My original question stands:

If I want to modify the SM Update proceedure, where do I start.


Brian

PS: gawd this is hopeless. please do not get frustrated at me, but I did not ever "insist there is still a point." I never said any benefit would come doing what I want to do over the existing method. And hey, a new backup loader? what the heck does that have to do with anything??

The same that a new way to update your system menu has to do with anything. Its just as pointless and very good examples of each already exist.

But if you're learning then thats fine, nothing wrong with learning as long as you understand that its wasted time as far as the scene is concerned. But obviously may be beneficial to you to learn.

 

[DKAngel]

u would first need to know what nintendo are planning to patch b4 u could even have the sm just patch it

nintendo would allways be one step ahead, i dont think what u want to do is even possible

 

[Taleweaver]

PS: gawd this is hopeless. please do not get frustrated at me, but I did not ever "insist there is still a point." I never said any benefit would come doing what I want to do over the existing method. And hey, a new backup loader? what the heck does that have to do with anything??

Well...you do want help, right? People will be more likely to help with things they see a point in, than in random projects that don't add anything.

What you're attempting to do may be very educational for you, but it would be ill-advised for anyone else (or anyone without proper brick-protection, for that matter). Your project involves editting the system menu, and therefore has roughly carries same risks as a custom wii theme (if you do a search on that, you'll find more than a few ppl managed to brick themselves with it).


To take a comparison: your project is like building a firewall for windows.
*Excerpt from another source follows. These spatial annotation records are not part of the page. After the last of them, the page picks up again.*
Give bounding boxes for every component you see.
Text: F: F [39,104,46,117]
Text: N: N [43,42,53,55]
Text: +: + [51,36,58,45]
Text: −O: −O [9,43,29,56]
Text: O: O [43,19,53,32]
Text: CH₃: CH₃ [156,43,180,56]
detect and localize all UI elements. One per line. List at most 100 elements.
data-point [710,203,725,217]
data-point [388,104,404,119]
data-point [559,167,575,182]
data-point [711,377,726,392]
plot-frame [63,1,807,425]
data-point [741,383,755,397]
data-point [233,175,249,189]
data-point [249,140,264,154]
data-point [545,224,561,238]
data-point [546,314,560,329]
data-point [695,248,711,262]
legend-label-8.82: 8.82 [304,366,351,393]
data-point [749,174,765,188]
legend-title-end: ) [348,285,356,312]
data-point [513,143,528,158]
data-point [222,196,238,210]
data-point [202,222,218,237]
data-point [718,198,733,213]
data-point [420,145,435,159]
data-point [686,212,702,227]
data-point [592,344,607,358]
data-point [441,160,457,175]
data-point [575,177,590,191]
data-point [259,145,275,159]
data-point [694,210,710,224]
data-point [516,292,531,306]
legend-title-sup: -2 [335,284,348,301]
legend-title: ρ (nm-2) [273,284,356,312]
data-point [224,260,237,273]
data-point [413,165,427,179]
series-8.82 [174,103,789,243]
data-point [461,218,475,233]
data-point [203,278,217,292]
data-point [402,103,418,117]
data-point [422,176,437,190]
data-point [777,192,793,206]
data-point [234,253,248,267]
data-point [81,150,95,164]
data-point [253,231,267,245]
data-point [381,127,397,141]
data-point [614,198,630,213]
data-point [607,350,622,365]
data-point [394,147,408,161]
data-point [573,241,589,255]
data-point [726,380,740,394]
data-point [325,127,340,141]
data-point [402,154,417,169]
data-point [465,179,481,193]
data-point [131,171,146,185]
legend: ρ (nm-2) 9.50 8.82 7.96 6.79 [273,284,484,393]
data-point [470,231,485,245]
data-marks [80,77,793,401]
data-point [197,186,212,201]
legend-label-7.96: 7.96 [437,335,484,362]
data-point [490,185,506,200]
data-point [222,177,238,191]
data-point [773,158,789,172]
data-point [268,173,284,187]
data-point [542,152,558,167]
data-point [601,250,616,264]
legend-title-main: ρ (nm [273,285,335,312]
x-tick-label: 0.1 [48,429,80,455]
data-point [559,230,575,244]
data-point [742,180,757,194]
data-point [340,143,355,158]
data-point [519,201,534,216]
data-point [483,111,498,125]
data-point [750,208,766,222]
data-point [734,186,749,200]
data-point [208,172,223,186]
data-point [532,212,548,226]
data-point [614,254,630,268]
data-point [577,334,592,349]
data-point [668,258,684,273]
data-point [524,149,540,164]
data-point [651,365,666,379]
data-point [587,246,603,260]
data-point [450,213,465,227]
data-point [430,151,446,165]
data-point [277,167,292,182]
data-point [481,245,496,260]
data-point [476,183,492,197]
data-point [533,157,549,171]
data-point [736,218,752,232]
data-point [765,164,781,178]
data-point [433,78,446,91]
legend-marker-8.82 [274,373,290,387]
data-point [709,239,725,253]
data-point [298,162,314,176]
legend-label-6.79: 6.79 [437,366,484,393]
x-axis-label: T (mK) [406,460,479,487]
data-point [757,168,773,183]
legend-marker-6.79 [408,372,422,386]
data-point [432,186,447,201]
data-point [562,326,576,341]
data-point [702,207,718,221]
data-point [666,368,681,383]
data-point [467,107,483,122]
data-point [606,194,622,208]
Nothing wrong with that...but except that instead of just writing the application, you're looking to change and edit all sorts of dll's in order to replace the standard windows firewall. No one is going to argue that the default one is crappy...but the risks removing it simply don't outweigh just leaving it alone and getting an external program that does the exact same thing.